Но не сохранил. Земля ушла у него из-под ног, всё вокруг – берег, река, заходящее солнце – всколыхнулось и метнулось куда-то в сторону. Уже лёжа на земле и из последних сил стараясь удержать стремительно покидавшее его сознание, он угасавшим взором успел разглядеть, как её мягко и немного грустно улыбавшееся лицо склонилось над ним, а огромные сияющие глаза, в которых ему почудился отблеск слёз, заглянули в его глаза. Успел ощутить, как её тонкие трепетные пальцы погрузились в его волосы, стиснули его голову и запрокинули её назад. И спустя мгновение холодные, как лёд, кроваво-красные уста впились в его губы. И этот ледяной холод тут же проник в него, пронзил его насквозь. У него перехватило дыхание, сердце замерло и, казалось, перестало биться, и он провалился в чёрную бездонную пропасть, где уже не было ни чувств, ни мыслей, ни восторгов, ни страхов. Ничего…

VIII


Он открыл глаза, огляделся и увидел, что вокруг расстилается густой сумрак, лишь слегка рассеиваемый мутным бледноватым полусветом, струившимся откуда-то с высоты. Всё виднелось неясно, расплывчато, размыто, принимало неверные, обманчивые очертания, будто стремясь запутать и сбить с толку зрителя. Река, казалось, остановившая своё течение, застывшая, оледенелая, стала чёрной и вязкой, как дёготь; ветви деревьев напоминали худые костлявые руки, протянутые словно в отчаянной мольбе; уходившее вдаль бескрайнее ровное поле – голую бесплодную пустыню, по которой поодиночке и небольшими группами влачились какие-то бесплотные тени.

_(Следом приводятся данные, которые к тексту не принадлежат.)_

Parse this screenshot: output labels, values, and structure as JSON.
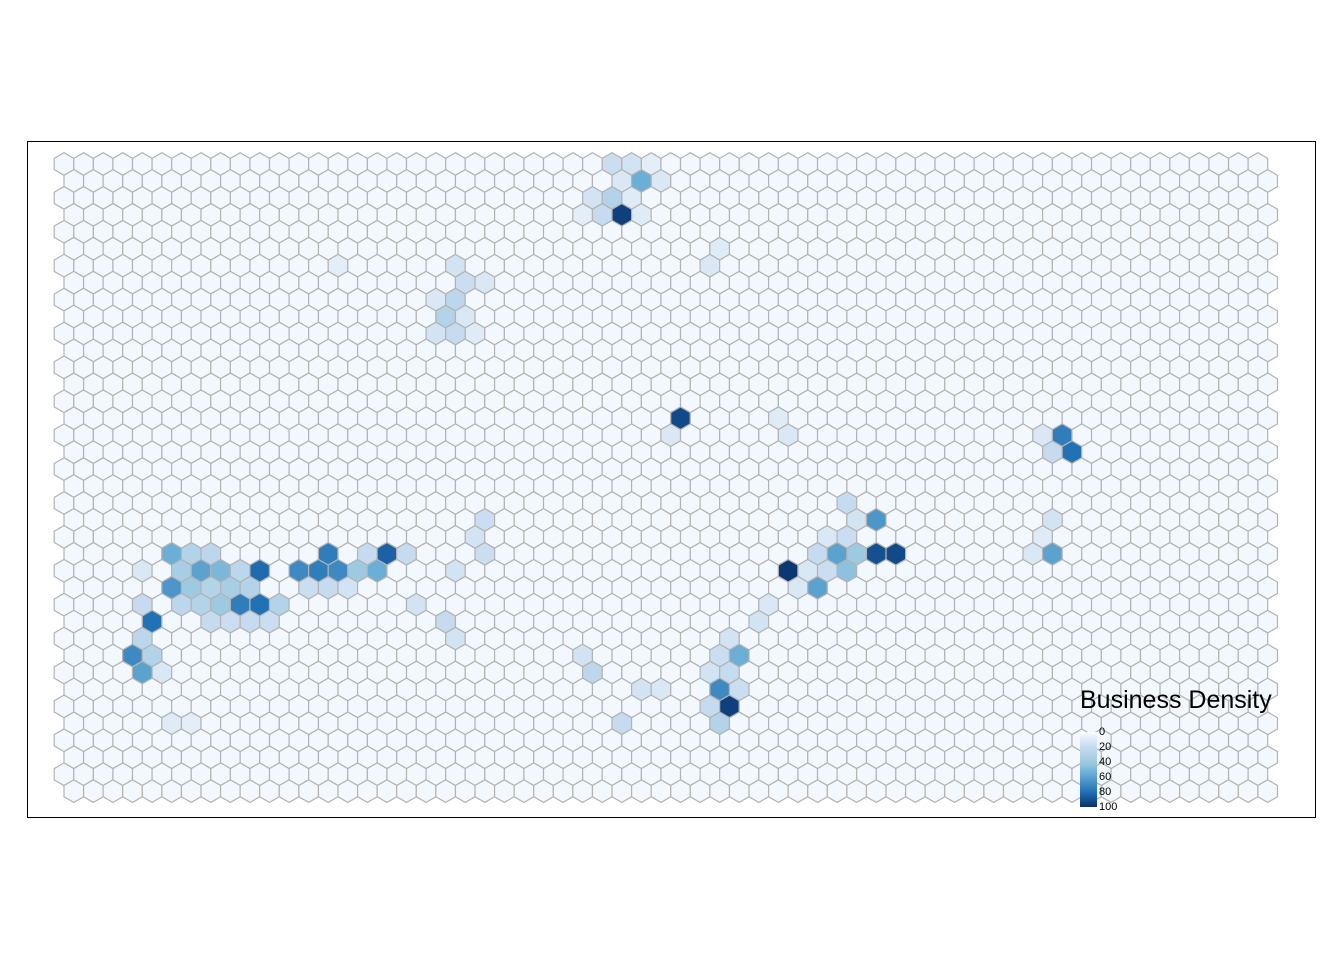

Но это были не просто тени. Приглядевшись внимательнее, он увидел, что это люди. Растерянные, удручённые, поникшие, явно подавленные и напуганные чем-то. Они двигались еле-еле, едва волоча ноги, пошатываясь и оступаясь, готовые, казалось, вот-вот повалиться наземь и больше уже не встать. Иной раз натыкаясь друг на друга, как если бы они были незрячие и не видели, куда идут. То и дело останавливаясь, замирая и будто прислушиваясь к чему-то. А затем, тяжко вздыхая, бормоча что-то невразумительное и порой тихо и жалобно стеная, тащились дальше, влекомые какой-то ведомой только им самим целью.

И вот они один за другим стали достигать берега реки, на котором стоял недоумевавший, оробелый Андрей, ничего не понимавший в происходящем и лишь удивлённо озиравшийся кругом. Он увидел их вблизи, и его изумление усилилось. Несмотря на сумрак, значительно снижавший видимость и скрадывавший детали, он, вглядываясь в черты проходивших мимо людей, узнавал многих из них. Это были те, кого он видел, хотя бы мельком, встречал, с кем имел дело в последние дни. Учителя, напутствовавшие его на школьной линейке; одноклассники, с которыми он бодро вышагивал во время шествия по городу; пузатый представитель министерства, бубневший перед не слушавшими его выпускниками свою скучную, трафаретную речь, а сейчас угрюмо, словно обиженно, молчавший; краснорожая продавщица из пивной, не отпустившая ему пива и тем самым, как ему представлялось, унизившая его; бойкая речистая тётка из той же пивной, осведомлённая о всех местных новостях, и её безучастный ко всему выпивоха муж, и тут бредшие вместе, тесно прижавшись друг к другу. Мелькнула невдалеке и Наташа, как и все вокруг, бледная, понурая, скользнувшая по нему печальным укоризненным взглядом и сокрушённо покачавшая головой. Заметил он и Олиного «бывшего»; этот, в отличие от окружающих, не поддавался всеобщему унынию, держал голову высоко и гордо и, кривя губы в заносчивой, брезгливой ухмылке, поглядывал по сторонам, будто высматривая кого-то. А вот Димон, прошмыгнувший поблизости и вскоре затерявшийся в толпе, напротив, похоже, был растерян и напуган больше, чем остальные: он вздыхал и стонал громче и заунывнее всех, махал руками, шарахался из стороны в сторону, точно беспокоясь, что невидимая опасность подстерегает его на каждом шагу и угрожает ему более, чем кому бы то ни было в этом огромном и всё увеличивавшемся скоплении людей-теней.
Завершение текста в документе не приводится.